Asthma affects my daily life every day and a lot that I do. Just, when I’m starting to feel poorly, my airways are starting to get tight just even bringing the laundry up the stairs from the laundry room can wind me.
You tell them “I have asthma” and some of them, their first thought is “well how are you still in the military?” or “how did you get in the military to begin with?” Not realizing that I developed it later on. I didn’t start out having asthma.
There was a lot of stigma, at least about ten, twelve years ago, that if you had asthma you would get booted out of the Air Force.
I’m still eligible to stay in because it’s not affecting my work. And I’m still able to perform my duties as long as, you know, with anybody else.
A lot of sinus medication to be able to survive the physical fitness exam of doing the mile and a half run at full speed, trying to maintain standards to the point that it would take me almost two days to recover from the run.
Basically I have to be fast enough so that at about fifty percent or so of my max speed I can finish my PT test in time. I can run fast enough at about fifty percent speed. If I go faster then that, it is going to trigger my asthma and I will have an attack.

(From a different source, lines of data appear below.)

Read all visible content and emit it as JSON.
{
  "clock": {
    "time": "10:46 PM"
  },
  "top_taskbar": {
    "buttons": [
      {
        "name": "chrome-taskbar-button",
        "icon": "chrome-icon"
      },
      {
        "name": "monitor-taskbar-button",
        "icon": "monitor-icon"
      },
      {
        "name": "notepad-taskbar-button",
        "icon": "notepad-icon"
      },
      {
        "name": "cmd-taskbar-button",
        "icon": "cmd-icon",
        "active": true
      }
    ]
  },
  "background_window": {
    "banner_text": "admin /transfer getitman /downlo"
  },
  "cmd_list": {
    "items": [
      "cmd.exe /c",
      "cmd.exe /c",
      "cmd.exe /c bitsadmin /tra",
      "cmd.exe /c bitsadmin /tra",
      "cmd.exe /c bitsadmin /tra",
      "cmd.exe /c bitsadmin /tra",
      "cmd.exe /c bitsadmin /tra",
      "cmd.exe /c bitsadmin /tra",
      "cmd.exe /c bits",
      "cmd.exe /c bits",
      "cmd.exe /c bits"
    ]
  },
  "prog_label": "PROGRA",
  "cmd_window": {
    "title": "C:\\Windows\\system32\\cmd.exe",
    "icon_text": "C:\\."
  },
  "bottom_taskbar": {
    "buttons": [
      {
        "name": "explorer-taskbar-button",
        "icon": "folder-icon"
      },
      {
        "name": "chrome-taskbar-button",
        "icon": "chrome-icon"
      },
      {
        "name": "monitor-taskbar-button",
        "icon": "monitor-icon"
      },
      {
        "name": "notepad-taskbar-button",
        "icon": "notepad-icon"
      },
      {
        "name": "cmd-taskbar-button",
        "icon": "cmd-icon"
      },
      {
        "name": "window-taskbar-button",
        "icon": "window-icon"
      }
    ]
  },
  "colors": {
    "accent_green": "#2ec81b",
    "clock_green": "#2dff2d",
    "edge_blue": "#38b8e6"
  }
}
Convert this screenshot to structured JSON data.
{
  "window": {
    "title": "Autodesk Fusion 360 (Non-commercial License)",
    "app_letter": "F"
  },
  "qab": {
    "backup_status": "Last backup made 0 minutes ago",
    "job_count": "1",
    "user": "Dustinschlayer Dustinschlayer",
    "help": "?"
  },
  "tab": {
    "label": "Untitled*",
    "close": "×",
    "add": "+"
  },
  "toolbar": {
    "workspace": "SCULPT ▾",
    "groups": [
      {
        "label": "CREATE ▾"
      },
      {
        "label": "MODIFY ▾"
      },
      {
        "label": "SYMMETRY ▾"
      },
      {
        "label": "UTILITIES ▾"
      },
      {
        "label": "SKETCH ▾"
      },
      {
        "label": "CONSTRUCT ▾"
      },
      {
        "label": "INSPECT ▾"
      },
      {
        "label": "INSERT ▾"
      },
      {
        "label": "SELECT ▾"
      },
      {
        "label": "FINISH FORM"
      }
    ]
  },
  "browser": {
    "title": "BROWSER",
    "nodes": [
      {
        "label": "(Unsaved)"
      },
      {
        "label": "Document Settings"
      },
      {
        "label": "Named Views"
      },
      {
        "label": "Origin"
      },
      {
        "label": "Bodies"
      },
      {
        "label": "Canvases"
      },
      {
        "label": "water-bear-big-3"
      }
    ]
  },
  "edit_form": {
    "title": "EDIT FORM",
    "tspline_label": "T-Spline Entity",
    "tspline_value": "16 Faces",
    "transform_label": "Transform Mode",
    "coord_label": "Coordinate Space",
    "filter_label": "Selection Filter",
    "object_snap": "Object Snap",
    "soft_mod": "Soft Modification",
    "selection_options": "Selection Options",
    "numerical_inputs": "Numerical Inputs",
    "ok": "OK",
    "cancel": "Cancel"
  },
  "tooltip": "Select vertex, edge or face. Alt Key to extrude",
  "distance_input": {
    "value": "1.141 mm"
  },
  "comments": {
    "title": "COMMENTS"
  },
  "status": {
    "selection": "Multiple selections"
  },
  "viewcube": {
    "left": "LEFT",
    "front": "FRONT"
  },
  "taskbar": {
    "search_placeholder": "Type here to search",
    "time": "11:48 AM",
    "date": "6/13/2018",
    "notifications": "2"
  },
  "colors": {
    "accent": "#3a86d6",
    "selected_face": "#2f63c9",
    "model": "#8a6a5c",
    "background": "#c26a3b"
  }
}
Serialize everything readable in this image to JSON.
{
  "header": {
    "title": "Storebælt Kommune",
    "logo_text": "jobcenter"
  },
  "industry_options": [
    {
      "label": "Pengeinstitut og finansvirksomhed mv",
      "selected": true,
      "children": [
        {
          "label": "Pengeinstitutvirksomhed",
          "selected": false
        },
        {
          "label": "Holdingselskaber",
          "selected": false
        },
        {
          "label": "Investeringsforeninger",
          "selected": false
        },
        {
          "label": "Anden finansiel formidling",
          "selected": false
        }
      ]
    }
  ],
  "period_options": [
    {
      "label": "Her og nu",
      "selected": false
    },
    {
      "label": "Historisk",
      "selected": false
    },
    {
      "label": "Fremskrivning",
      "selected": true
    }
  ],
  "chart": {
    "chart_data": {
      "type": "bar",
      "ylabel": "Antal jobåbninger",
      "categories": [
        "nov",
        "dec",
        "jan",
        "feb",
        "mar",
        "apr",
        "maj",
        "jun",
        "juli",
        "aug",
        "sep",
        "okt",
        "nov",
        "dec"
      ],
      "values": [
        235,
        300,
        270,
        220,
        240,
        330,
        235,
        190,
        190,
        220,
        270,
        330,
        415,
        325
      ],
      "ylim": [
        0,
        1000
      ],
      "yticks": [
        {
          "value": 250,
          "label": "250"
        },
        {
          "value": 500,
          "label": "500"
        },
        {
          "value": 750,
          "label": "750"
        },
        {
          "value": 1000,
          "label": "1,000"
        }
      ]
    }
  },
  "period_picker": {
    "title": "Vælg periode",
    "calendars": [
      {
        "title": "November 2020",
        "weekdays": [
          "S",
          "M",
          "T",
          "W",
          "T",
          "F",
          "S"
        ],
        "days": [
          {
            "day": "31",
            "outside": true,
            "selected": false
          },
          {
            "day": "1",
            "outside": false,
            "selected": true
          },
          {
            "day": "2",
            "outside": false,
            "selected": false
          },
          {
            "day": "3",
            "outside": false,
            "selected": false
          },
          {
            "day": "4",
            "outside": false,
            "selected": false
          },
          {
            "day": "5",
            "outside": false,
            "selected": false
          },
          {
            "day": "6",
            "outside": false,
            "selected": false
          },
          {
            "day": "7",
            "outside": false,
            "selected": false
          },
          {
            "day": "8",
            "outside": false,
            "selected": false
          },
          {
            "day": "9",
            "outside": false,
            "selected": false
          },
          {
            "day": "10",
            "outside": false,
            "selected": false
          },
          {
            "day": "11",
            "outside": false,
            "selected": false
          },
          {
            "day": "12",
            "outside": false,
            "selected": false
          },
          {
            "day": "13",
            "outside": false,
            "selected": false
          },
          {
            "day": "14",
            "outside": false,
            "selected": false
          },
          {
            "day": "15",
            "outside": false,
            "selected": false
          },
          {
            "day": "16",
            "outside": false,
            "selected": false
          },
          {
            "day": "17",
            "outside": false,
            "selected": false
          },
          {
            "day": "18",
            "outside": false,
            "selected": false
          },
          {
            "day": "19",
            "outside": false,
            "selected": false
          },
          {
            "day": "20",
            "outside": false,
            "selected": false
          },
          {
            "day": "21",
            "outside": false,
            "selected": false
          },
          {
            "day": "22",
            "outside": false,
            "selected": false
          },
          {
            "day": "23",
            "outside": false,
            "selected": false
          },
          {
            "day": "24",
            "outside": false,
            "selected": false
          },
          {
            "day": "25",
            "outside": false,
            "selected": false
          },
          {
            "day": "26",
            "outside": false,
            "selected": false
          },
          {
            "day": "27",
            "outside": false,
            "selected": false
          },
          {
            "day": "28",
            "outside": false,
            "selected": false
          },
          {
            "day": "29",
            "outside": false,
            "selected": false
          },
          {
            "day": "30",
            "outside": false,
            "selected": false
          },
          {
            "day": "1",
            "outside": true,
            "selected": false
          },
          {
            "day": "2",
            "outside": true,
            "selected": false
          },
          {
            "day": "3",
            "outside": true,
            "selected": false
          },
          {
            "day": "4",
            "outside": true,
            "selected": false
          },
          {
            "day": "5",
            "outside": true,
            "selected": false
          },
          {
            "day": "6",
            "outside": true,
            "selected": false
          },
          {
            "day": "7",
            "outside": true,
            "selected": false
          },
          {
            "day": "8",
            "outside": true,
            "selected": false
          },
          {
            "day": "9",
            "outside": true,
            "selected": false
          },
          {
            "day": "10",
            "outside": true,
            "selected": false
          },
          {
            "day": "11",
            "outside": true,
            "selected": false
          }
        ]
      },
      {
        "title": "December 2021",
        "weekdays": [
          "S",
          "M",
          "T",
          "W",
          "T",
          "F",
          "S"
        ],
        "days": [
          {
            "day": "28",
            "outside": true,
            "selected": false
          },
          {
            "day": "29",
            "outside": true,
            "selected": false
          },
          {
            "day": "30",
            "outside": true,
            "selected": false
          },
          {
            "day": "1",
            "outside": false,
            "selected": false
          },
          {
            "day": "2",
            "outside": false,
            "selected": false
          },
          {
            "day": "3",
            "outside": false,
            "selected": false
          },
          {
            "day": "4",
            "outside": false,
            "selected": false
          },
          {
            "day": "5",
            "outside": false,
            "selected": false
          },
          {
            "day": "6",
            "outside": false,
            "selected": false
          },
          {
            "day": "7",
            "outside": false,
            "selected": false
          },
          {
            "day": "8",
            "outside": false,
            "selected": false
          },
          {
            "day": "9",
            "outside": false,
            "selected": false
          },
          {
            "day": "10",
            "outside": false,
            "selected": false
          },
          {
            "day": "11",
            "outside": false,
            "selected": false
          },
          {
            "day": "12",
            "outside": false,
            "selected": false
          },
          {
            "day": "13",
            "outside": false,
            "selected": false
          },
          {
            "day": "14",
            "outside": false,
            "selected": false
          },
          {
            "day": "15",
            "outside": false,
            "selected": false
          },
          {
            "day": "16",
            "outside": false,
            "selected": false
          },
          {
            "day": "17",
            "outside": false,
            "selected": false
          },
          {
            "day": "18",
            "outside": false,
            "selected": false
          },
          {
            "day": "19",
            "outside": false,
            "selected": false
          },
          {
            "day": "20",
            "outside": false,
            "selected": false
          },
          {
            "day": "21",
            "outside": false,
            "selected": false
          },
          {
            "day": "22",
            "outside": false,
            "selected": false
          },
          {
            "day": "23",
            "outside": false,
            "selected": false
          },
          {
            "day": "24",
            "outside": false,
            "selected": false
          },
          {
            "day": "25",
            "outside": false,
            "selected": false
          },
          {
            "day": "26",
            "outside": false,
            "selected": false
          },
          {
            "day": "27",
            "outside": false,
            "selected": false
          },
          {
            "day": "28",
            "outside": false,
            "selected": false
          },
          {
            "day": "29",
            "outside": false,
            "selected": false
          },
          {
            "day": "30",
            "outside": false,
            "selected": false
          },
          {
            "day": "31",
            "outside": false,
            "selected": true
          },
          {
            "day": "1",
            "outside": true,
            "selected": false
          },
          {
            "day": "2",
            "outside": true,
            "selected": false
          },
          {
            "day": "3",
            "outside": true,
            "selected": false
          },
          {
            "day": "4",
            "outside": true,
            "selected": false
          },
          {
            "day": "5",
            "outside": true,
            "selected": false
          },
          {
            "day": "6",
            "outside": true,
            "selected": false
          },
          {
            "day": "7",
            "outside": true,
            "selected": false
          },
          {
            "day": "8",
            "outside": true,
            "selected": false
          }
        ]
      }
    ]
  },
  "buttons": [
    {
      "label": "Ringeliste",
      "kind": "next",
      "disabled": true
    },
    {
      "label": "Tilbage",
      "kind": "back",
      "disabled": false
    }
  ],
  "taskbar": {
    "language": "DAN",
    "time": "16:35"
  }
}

I use to go to the gym six days a week, two hours a day. I use to do outdoors stuff. I use to go hiking. Use to take the dogs out for a run.
I use to be a very big travel person, both professionally and personally. I can no longer travel. I can no longer walk long distances at all. I’m on full-time oxygen.
All these different activities that I use to do, I can’t do anymore. My physical fitness has gone down. You know, I have put on some weight.
You think of it as you can just keep going, you can keep running, you’re just not trying hard enough. And I look at it and I say I can try as hard as I can but asthma’s only going to let me do so much.
Because I have asthma, it has affected my children where they worry all the time. Is, you know, is mom going to get sick? Are we going to be able to go to this activity tomorrow? Are we going to be able to, you know, spend all day, you know, at the water park? Or is she going to have a hard time breathing? We’re going to have to leave.
If I’m not back within a certain time frame or don’t respond to my cell phone in a certain time frame, they know to come get me. My husband is my equal partner when it comes to a support group. There has been many times I’ve had to call him up and say I can’t drive can you come get me? Because I can’t breathe straight.
I just hate that they, they always worry. Is mom going to be okay? Is mom going to come home? How long is she going to be in the hospital this time? So it’s hard.
This asthma is, it took me. And so I am stuck with it for the rest of my life. I don’t know how, you know, really my life is going to be for years, you know, in the future. But, you know, it has really put me, stopped me in my tracks, you know, from doing what I really want to do.
I have air filters all over my house. I have air conditioning that helps maintain a clean environment. My doors always stay shut. My windows always stay shut to keep the dust down.
But I’ve learned to live with it. I’ve learned how to deal with my triggers. I make sure that I have my medication, you know, right there when I need it. In the future, you know, it’s either, if I can control it with a current medication I should be okay.